But Mr Orban's rhetoric has drawn fierce criticism from Prime Minister Mr Ferenc Gyurcsany, who accuses him of "nationalism and populism" and jeopardising Hungary's economic future, as it strives to adopt the euro by 2010.

Mr Gyurcsany's Socialist Party says the new Hungarian passport holders could drain billions of euros from the budget in benefit claims, scuttling efforts to boost investment in struggling health and education systems.

But the government's appeal for a pragmatic No vote could founder against a bulwark of enduring bitterness over the 1920 treaty that dismembered "Greater Hungary".

"A single word, Trianon, sums up for all Hungarians, to this day, the most devastating tragedy in their history," is how historian Mr Paul Lendvai puts it.

Some 1.4 million ethnic Hungarians live in Transylvania, a Romanian region that many Hungarians still see as the cradle of their culture and home of their nobility.
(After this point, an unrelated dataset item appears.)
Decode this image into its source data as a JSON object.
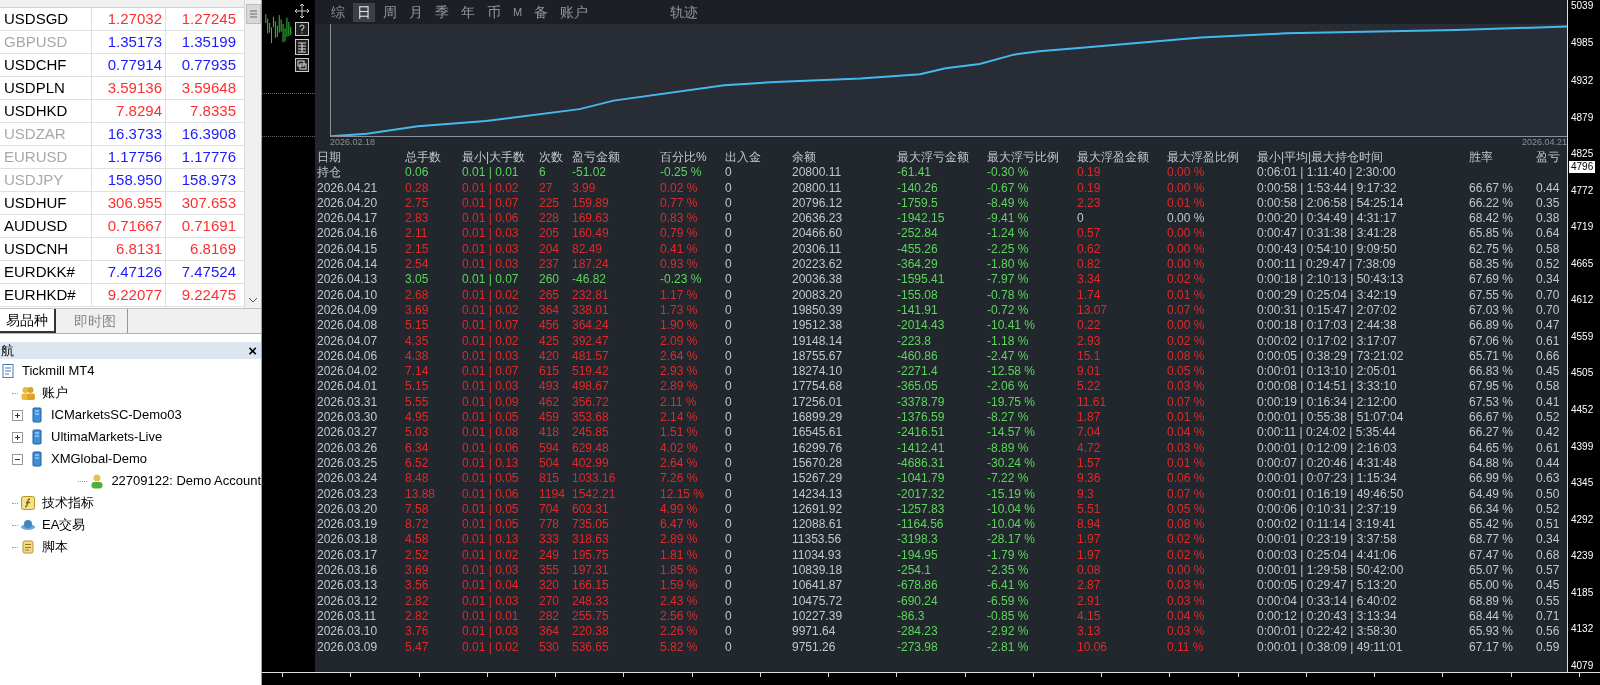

"It is above all an emotional issue, because having citizenship would show that we are truly part of the nation," Mr Zsolt Nady, vice president of the Democratic Organisation of Hungarians in Romania, told The Irish Times ahead of the referendum. "More than 80 per cent of Hungarians here want citizenship.

"Opponents in Hungary usually raise practical and financial issues. But this vote is on a purely moral issue - whether we should have the right to citizenship or not - and parliament in Budapest will work out the details later if it is successful." The Transylvanian town of Cluj, or Kolosvar in Hungarian, is home to some 350,000 people, one fifth of whom are Hungarians.

It was seen as a potential flashpoint for violence under its three-time nationalist mayor, Mr Gheorghe Funar, who suggested that Budapest was sending spies to the region and training paramilitaries to seize it.

He also ordered every bench in Cluj's main square, which is dominated by a statue of 15th-century Hungarian king Matthias Corvinus, to be painted in the red, blue and yellow colours of the Romanian flag.

The gaudy benches remain but Mr Funar was ousted this year, and his liberal successor says nationalism has no place in modern Transylvania.

"Tensions were created here between the Romanians and Hungarians to make political capital, when there was no real animosity between the people themselves," Mayor Emil Boc told this newspaper on a recent visit to Cluj.

"I want to be the mayor of every community, and change Cluj's poor reputation before Romania joins the European Union in 2007."

Mr Boc said he did not oppose the referendum, which Romanian critics warned could fuel demands for autonomy from the Hungarian community and encourage talented Hungarians to leave Transylvania for their historical homeland. Experts in Budapest say some 80,000 ethnic Hungarians from Romania are already working here illegally.

Romania's prime minister, Mr Adrian Nastase, warned that his country would "react very strongly against any attempt to extend dual citizenship based on an ethnic criteria," calling the referendum "an insanity, an idea belonging to the 19th century."

Outside Cluj's Catholic cathedral, where most local Hungarians worship, Ms Susana Turdian - an ethnic Hungarian who is married to a Romanian - insisted that there was no animosity between the town's communities.

"We have a right to citizenship, so I hope the referendum succeeds," she said.

"But if it does, I won't leave for Hungary and neither will most others here. The ones who want to go have already gone, and we get on fine in Romania. It is our home."